I've reported worst one and asked MN to please post on here vis need for medical advice.

And the PP who posted vis deficiencies is absolutely correct. It's the erosion of Thiamine (that gives not one shiny shit whether you're drinking naice wine or cheap cider) that creates the risk of seizures IIRC.

FurryLittleTwerp · 05/11/2016 19:52

It is impossible to know who will react badly to suddenly stopping.

If you drink heavily every day then this might be safer: keep drinking but cut the amount by half for a week & then by half again, then introduce some alcohol-free days for a week, then stop.

Frustrating I know when you've decided to stop outright.

Flowers for you

FurryLittleTwerp · 05/11/2016 19:54

But yes, you ought to see your GP for advice & support - they won't judge you.
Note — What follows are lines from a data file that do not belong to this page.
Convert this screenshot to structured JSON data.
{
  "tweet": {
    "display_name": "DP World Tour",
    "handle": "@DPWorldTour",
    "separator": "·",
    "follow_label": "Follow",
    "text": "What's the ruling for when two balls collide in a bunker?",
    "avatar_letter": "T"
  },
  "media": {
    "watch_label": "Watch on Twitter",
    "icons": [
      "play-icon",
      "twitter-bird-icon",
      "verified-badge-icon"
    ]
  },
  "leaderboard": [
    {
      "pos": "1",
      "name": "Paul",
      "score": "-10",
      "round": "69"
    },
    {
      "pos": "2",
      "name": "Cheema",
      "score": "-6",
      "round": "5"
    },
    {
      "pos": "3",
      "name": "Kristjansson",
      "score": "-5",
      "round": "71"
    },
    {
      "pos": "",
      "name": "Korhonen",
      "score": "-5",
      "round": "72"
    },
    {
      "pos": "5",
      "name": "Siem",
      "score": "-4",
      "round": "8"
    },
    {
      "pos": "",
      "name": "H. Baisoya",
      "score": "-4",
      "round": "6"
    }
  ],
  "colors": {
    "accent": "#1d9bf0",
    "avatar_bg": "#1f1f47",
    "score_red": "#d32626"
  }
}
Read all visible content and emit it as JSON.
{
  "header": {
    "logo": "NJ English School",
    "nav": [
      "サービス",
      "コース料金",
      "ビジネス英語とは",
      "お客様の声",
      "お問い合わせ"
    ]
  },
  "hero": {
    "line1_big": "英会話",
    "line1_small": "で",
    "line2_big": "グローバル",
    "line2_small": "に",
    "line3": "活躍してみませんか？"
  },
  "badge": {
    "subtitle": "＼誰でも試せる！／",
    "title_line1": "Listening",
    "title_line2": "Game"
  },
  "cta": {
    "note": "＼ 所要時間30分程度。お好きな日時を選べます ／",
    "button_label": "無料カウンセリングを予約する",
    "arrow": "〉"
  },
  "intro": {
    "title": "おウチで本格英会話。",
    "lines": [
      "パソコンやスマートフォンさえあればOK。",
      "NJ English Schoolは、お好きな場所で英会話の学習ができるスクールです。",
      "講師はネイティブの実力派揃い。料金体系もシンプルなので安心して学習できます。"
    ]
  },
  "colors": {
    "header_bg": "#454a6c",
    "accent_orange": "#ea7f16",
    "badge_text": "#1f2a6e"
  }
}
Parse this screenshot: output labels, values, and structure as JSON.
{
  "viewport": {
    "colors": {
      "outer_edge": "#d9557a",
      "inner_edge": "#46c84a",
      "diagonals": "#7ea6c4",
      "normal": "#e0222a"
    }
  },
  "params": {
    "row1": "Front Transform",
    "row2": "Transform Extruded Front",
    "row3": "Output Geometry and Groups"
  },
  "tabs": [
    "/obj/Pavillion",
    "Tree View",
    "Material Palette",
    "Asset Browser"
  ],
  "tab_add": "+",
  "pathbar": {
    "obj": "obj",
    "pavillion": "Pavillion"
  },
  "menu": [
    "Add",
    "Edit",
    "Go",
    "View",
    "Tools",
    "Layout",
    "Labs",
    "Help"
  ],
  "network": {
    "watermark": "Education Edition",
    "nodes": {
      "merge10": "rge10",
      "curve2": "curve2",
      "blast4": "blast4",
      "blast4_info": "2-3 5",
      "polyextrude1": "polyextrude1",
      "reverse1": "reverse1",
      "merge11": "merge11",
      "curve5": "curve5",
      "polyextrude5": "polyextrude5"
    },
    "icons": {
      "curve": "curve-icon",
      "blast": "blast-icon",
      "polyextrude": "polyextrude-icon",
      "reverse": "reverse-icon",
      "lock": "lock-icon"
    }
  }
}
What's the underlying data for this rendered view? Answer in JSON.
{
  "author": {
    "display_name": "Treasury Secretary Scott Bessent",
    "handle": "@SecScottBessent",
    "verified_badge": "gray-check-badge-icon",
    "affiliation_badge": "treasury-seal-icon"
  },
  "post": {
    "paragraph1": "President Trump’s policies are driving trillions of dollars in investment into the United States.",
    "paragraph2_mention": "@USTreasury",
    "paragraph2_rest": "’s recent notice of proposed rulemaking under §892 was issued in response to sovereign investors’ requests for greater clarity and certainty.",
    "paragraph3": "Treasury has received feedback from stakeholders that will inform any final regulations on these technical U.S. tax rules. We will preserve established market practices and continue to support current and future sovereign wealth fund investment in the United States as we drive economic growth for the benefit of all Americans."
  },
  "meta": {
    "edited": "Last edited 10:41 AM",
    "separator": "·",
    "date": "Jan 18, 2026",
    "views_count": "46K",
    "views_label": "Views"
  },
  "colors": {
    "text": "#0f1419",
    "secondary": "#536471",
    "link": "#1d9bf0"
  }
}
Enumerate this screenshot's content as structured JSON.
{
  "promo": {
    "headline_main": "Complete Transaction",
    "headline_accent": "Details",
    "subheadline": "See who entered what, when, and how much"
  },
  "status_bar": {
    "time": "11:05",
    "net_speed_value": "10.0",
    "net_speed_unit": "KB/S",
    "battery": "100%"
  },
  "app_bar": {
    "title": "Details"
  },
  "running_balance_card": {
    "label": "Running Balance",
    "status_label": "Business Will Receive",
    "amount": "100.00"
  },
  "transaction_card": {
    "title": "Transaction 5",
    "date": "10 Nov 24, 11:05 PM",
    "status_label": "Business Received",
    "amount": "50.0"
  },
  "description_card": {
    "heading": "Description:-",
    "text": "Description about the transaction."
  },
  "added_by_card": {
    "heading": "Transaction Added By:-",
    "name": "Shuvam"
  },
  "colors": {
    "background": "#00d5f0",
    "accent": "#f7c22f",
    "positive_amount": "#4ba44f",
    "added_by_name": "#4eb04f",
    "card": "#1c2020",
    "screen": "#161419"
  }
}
dogletsrock · 05/11/2016 19:57

My dp has been denying he had a problem with alcohol for years and then after a particularly bad week in the summer he sat down and said 'I need help.' We found a site called smart recovery which does online group support. He has had days where he hasn't been able to cope without a drink but the group is really helping. I think it is a form of cbt along side support from others in the same situation. He really likes it as it is online and he can fit it in around our life and work. Having watched from the sidelines it is an incredibly hard thing to admit and really brave. The one thing my dp has learnt is it is really important to recognise every victory and be proud of them. So today is something to be proud of. I hope you can be proud of of yourself.

GrinchyMcGrincherson · 05/11/2016 20:04

What ladystoic said in spades. You have taken the first step which is amazing but Please go to the gp or somewhere else you can get medical help to get sober.

Yes some people can just stop but not everyone can. You don't know if you can or not, the more you drink the more likely you are to have issues when you stop that need medical support. There is a reason that rehabs have medically trained staff (or some do initial detox off site) The risks are not worth it.